• News
  • ANALYSIS: Asia leads returning appetite for equity markets

ANALYSIS: Asia leads returning appetite for equity markets

After an adverse year, equity markets may be receptive again to airlines that want to raise capital.

The most optimistic is Japan Airlines (JAL), which hopes to generate a whopping $12.6 billion through an initial public offering (IPO) by September. Thai AirAsia, Indonesia AirAsia and Hong Kong Airlines also have IPO plans and Indonesia's Lion Air is expected to announce similar plans soon.

Last year, most chief financial officers found share markets too volatile to use as a source of capital. They resorted instead to debt financing through bonds, notes, or debentures. That, of course, did not help their balance sheets.

AviancaTaca and Aeromexico were the only stars among airlines undertaking IPOs in 2011, raising $260 million and $330 million respectively. Spirit Airlines held the first IPO by a US airline since 2007, but only after trimming its offering by 37%. Garuda Indonesia was forced to halve its IPO before launching it. Airlines followed the pattern in other sectors, with offerings either shelved or reduced, leading analysts to conclude by the end of the year that 2011 had been "dismal" for IPOs.

Several signs suggest a possible comeback this year. Analysts point to a historic pattern of stocks doing well after a flat year. Some claim that the risks of a eurozone crash or a hard landing for China's economy have been exaggerated.

The prospect of revived ­investor interest is clearly a factor, but those airlines planning IPOs have their own reasons for returning to the share markets. Japan's Enterprise Turnaround Initiative Corporation (ETIC), the government-backed fund that holds about 97% of JAL's voting rights, must sell its stake no later than next January - three years after taking over the airline. As that deadline nears, ETIC is anxious to shed its stake while markets and JAL's performance are positive, thereby avoiding a last minute distress sale.

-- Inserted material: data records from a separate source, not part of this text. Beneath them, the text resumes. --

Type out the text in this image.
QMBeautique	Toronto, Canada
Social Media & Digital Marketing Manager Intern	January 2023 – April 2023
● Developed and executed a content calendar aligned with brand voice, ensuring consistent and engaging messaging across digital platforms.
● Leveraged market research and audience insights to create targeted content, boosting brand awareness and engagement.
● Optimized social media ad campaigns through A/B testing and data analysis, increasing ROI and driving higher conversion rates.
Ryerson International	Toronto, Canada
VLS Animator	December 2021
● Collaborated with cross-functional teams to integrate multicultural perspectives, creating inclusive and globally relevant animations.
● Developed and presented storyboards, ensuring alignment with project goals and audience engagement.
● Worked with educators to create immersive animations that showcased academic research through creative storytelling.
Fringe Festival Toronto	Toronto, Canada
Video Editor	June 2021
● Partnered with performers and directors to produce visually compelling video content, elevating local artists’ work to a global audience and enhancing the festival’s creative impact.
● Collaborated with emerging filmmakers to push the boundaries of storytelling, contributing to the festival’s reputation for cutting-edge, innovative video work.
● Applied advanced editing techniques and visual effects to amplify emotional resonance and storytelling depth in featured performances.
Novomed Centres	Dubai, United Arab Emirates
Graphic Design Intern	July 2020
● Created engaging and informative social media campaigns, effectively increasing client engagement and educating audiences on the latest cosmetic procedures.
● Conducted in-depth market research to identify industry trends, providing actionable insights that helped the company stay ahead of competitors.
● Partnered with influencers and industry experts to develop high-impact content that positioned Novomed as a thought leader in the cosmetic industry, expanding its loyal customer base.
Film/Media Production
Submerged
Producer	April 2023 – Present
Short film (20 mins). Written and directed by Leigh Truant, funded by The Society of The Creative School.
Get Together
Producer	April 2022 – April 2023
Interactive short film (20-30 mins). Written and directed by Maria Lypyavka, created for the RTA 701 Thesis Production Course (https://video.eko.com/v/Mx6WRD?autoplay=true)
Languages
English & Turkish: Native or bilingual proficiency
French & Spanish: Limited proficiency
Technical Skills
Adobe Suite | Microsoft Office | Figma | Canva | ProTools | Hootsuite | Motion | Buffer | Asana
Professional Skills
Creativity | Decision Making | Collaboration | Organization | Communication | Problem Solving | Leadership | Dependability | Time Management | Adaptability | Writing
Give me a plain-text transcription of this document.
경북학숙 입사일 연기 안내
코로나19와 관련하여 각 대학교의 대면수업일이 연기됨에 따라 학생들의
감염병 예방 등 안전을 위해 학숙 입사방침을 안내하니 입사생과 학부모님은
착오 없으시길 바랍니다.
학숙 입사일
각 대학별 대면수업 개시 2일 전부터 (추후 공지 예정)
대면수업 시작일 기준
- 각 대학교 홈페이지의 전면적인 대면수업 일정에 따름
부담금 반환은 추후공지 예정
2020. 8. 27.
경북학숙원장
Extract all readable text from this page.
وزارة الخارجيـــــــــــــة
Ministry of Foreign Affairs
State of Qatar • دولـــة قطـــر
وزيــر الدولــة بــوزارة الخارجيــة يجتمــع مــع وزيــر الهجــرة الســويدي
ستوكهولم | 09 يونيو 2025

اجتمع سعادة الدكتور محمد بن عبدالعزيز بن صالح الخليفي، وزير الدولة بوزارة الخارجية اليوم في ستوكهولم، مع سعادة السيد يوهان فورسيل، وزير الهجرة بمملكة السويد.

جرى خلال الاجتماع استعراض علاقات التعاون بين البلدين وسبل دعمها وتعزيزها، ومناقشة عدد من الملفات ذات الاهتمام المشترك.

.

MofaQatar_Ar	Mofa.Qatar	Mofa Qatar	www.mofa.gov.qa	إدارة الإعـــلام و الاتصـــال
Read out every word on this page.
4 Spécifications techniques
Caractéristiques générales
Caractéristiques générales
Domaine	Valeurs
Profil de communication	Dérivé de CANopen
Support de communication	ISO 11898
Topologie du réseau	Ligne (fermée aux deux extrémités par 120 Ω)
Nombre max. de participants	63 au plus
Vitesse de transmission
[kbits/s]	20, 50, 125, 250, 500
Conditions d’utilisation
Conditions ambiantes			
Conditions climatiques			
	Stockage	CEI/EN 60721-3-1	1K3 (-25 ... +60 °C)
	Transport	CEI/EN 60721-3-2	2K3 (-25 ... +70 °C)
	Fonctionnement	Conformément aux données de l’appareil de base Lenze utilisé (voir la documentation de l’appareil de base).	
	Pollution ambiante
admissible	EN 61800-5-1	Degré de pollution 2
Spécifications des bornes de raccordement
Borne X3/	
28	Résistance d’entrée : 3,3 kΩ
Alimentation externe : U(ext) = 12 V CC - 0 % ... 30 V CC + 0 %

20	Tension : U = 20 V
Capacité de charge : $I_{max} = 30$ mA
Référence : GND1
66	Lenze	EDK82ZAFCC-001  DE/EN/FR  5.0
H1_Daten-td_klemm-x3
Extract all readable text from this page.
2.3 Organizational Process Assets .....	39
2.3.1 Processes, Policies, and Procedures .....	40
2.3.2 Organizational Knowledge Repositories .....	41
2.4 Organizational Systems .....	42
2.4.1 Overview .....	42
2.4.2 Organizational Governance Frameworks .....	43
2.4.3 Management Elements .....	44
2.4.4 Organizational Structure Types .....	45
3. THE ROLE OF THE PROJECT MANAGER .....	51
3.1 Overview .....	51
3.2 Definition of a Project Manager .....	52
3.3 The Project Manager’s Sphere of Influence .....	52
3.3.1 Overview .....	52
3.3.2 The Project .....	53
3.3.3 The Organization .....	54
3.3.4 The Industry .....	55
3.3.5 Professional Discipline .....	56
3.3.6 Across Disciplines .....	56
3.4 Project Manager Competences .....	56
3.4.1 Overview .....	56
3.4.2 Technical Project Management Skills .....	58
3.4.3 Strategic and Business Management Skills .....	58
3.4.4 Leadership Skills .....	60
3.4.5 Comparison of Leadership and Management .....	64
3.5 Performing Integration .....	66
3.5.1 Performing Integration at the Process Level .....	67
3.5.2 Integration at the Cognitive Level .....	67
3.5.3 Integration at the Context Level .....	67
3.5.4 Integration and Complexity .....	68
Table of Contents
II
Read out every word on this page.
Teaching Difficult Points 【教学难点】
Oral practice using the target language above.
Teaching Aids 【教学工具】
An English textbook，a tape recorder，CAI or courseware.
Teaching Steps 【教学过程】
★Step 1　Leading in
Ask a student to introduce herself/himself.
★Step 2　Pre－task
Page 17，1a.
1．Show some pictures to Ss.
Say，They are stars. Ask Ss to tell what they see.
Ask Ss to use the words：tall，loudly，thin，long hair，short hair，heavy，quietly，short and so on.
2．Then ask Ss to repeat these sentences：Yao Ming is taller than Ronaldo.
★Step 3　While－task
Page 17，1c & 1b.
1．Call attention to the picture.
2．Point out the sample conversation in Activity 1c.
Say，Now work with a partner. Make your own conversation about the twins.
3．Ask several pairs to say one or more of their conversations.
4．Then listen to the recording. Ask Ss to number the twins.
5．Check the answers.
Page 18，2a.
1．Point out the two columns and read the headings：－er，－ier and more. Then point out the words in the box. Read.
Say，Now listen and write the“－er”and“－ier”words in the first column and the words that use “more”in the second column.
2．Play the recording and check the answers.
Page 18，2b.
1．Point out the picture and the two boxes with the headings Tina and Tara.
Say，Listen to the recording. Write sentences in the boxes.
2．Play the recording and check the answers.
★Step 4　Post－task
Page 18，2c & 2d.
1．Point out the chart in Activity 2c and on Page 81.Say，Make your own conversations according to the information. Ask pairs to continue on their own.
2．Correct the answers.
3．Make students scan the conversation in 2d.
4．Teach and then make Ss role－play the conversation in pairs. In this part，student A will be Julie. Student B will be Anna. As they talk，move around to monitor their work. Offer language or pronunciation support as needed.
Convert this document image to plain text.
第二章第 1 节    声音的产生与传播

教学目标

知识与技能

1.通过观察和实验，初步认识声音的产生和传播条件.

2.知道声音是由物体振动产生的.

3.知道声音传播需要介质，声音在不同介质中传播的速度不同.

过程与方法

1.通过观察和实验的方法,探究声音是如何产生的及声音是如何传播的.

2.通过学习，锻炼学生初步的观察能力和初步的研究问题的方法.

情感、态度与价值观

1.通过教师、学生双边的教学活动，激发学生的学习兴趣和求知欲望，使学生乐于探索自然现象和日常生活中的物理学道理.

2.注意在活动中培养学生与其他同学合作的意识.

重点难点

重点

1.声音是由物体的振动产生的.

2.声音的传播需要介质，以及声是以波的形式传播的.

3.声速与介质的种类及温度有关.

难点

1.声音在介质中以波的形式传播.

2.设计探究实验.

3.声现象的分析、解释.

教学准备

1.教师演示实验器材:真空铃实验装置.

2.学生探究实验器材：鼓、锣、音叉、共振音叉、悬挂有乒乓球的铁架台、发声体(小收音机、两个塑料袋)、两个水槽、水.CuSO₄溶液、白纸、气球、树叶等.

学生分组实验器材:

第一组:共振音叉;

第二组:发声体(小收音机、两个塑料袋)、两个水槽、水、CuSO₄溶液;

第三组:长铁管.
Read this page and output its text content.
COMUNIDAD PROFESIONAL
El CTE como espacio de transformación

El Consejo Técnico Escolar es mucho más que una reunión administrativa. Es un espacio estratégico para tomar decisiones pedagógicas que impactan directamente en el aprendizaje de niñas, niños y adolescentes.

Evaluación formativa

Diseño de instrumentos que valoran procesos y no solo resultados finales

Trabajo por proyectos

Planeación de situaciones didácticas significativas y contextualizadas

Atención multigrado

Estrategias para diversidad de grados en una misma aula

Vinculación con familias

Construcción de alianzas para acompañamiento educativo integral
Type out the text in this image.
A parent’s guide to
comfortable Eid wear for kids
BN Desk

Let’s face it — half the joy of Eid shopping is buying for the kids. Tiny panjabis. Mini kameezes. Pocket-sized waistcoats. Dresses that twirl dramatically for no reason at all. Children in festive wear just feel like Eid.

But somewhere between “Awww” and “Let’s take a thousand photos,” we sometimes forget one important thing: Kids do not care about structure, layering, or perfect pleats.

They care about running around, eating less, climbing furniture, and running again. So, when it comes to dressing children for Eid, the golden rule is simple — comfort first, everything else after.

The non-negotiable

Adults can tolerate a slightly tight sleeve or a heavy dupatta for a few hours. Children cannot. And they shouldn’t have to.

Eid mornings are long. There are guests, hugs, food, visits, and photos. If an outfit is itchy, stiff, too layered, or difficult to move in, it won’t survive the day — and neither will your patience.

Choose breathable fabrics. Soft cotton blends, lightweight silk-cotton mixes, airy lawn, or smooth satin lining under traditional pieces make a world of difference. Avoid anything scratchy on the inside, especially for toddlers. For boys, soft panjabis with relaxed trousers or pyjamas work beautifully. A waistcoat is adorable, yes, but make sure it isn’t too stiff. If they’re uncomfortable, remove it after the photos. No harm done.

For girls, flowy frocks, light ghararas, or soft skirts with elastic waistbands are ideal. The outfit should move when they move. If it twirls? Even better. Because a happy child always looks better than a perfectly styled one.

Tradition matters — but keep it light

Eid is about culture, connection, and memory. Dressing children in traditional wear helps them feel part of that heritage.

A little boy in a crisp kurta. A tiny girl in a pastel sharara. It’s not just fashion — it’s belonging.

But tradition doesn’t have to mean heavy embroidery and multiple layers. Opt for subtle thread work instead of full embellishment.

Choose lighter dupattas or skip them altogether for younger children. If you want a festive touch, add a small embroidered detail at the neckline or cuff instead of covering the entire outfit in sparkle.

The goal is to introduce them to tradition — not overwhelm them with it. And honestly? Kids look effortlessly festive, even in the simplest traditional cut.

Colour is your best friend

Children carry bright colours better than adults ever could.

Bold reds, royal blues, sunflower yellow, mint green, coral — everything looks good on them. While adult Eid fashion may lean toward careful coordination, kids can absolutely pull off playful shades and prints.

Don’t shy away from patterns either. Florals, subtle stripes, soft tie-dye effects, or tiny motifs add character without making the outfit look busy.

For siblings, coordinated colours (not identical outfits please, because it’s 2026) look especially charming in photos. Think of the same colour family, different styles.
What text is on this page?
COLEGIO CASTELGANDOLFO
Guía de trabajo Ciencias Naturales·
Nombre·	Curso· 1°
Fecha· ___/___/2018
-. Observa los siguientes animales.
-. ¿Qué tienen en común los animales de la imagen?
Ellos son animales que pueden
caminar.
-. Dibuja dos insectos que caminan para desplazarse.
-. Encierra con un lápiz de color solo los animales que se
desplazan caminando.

The IPOs planned by Thai ­AirAsia and Indonesia AirAsia are motivated by strong growth and favourable economies that offer a chance to boost working capital while conditions are right.

By contrast, the $300 million IPO planned by Hong Kong Airlines and the expected IPO by Lion Air are driven by a need to finance major fleet expansion. Hong Kong Airlines is expecting more than 50 new aircraft, including 10 Airbus A380s, over the next four years, while Lion Air placed a record $21.7 billion order last November for at least 230 ­Boeing 737s.

Aircraft financiers have been predicting more reliance on equity to help fund new aircraft. Boeing Capital's managing director of capital markets Kostya Zolotusky says other forms of finance must step up as European banks are forced by the plight of the euro and new banking rules to cut their lending.

So far, all the airline IPO news is coming from Asia, but carriers elsewhere, including Canada's Porter Airlines, hope to revive ­previously shelved IPO plans.